Insurance employers are sure to receive a huge amount of job applications for every vacancy, so your CV is vitally important. There are many ways you can layout a CV and each of these can play to different strengths.

In this article, we look at the different ways you can layout a CV and hopefully help you decide which is best for you.

How to layout a CV

Chronological order

This is the most commonly used format, and lists all employment and education in chronological order. Employers have become familiar with it and therefore it makes it quicker for them to scan and read the document. However, if you are young then it could focus too much on your age.

Usually, this will be in reverse chronological order, starting with your most recent experience and qualifications and working backwords.

The order of information should be as follows:

  1. Personal Details
  2. Qualifications
  3. Training
  4. Employment
  5. Interests
  6. References

When should I use a chronological CV?

You should use a chronological CV when:

  • You want to highlight work experience and skills.
  • You are progressing in the same career path and you can use a chronological CV to show any promotions you achieved
  • You want to put your current experience first

When shouldn’t I use a chronological CV?

However, there are circumstances in which a chronological CV isn’t suitable. For example;

  • If you are changing careers
  • You have held a number of short-term jobs in different industries
  • You have gaps in your employment history

Skills based

A skills based CV abandons the traditional chronological format and instead emphasises the skills and achievements. You should opt for this type of CV if you have changed jobs frequently, changing industry or if you are more mature, as it may take the spotlight away from your age.

You should display your information as follows:

  1. Personal details
  2. Summary of qualifications
  3. Skills, knowledge, attributes, abilities
  4. Summary of employment
  5. Interests
  6. References

When should I use a skills based CV?

You should be looking to use a skills based CV if you;

  • Are changing careers
  • Have held a number of short term jobs
  • Have gaps in your employment history
  • If you do not want employers to focus on your age

When shouldn’t I use a skills based CV?

Skills based CVs are appropriate for everyone, however, there are times when you may decide it’s not the CV for you to use;

  • If you want to highlight career progression
  • If you don’t have much work experience, it may be difficult to write more about your achievements than if you were to use a chronological CV.

A combined CV

If you can’t decide which CV layout is right for you, or you like the sound of both, then a combined CV is your best bet.

This type of CV is becoming more popular, and retains the fixed order of the chronological CV but while emphasising skills and achievements.

Here is how you should lay out a combined CV;

  • Personal details
  • Summary of qualifications
  • Skills, knowledge, attributes, abilities
  • Employment history
  • Professional development
  • Interests
  • References

When should I use a combined CV?

You should use a combined CV if you;

  • Have strong career progression with many achievements
  • Want to sell your strengths as well as your experience
    • For example, if you undertook an accountancy placement or internship and were offered a job of the back of it, you can highlight how your strengths led to career progression.

When shouldn’t I use a combined CV?

You should avoid using a combined CV if you;

  • Have little experience or achievements
  • Have employment gaps
  • Are a fan of short, concise CV’s – combined CV’s tend to be longer than your standard functional or chronological CV.

What should I consider when writing a CV?

Recruiters get a lot of CVs, and each one has their own list of do’s and don’ts.
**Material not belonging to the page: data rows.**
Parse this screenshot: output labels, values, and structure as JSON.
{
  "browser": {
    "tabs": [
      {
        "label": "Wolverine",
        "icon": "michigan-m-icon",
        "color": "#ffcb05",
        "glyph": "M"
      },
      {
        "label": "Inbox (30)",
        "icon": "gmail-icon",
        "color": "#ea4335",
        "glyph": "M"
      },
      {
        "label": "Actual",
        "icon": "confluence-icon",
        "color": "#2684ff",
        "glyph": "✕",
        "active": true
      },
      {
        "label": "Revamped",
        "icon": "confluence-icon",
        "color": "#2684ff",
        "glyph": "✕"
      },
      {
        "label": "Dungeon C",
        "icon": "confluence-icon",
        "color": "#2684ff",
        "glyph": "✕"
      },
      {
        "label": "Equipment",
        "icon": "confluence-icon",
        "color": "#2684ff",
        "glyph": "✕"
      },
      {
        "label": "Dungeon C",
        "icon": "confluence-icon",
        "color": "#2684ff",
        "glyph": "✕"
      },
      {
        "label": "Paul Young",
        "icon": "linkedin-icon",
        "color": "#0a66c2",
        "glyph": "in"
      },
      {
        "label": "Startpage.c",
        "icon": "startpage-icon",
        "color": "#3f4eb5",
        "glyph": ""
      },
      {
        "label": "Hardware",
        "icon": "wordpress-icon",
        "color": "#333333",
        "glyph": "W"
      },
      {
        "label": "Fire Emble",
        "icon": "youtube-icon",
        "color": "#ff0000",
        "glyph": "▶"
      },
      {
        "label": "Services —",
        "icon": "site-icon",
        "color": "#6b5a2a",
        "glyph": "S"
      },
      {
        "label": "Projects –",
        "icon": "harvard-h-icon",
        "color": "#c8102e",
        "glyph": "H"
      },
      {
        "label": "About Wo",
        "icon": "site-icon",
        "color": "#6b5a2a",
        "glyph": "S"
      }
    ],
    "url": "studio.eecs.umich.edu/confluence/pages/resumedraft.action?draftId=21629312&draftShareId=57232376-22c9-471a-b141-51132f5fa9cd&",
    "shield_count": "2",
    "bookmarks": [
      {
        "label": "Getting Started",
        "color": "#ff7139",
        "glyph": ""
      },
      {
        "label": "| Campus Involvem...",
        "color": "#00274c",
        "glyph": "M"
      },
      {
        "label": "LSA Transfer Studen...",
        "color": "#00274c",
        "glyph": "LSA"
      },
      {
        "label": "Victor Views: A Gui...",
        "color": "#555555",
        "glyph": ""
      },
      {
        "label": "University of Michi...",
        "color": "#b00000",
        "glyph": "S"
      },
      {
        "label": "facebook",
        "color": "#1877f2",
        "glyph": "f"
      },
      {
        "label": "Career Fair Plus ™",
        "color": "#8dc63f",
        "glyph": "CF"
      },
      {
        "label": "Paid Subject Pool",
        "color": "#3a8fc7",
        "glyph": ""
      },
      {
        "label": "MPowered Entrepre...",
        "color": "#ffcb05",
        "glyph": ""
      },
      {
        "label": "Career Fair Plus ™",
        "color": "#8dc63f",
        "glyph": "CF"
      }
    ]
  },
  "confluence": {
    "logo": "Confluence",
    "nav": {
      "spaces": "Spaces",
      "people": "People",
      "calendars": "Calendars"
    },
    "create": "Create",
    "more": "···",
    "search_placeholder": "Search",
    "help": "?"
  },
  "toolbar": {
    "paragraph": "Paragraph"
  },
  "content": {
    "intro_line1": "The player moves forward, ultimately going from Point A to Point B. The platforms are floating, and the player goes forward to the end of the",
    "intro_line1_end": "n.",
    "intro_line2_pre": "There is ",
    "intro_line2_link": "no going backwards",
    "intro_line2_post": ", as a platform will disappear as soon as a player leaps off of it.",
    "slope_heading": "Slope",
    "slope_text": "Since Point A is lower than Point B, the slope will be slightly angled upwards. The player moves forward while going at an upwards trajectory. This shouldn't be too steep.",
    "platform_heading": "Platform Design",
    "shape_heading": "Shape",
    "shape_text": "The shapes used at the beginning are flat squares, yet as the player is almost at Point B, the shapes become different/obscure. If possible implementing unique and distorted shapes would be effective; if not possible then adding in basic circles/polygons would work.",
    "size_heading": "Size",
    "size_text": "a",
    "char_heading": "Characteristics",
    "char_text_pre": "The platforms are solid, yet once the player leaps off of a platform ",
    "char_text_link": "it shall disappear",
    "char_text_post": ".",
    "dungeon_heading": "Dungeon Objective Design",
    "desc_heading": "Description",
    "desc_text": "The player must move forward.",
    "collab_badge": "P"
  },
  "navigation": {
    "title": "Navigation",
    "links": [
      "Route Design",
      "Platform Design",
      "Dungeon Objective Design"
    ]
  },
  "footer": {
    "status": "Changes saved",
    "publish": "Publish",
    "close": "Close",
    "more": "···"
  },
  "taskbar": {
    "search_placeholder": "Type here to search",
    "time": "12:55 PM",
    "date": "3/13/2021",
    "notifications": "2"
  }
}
However, here are some tips that are applicable to all types of CV and recruiter;

  • It should be 2pp of A4
  • Always tailor the CV to the role you are applying for
  • Read the job description beforehand and include the action verbs used
  • Include all contact details
  • Use bullet points and lay each point out clearly
  • List skills, achievements, qualifications and work experience (and include dates).
    • However, do not list every achievement you have. Unfortunately, your stint as prefect at secondary school probably won’t get you a job as a reinsurance broker. Focus on the relevant attributes that the role requires and adjust your achievements accordingly.
  • Allow enough white space between text and bullet points
  • Never include your photo, age, nationality, sex or religion

Questions to ask yourself before you send off your CV

Before you fire off several combined CV’s, step back and ask yourself the following;

  • Does it pass the ’30 second test’?
  • What is your first impression of the document, good or bad?
  • Does it make you want to read the whole thing?
  • Does it look attractive?
  • Is it neat and well laid out?
  • Is it user friendly and look easy to read?
  • What is the overall length of the document?

Hopefully this has given you an idea of how to layout a CV and helped you decide which CV is best for you to use for your next job application. Good luck!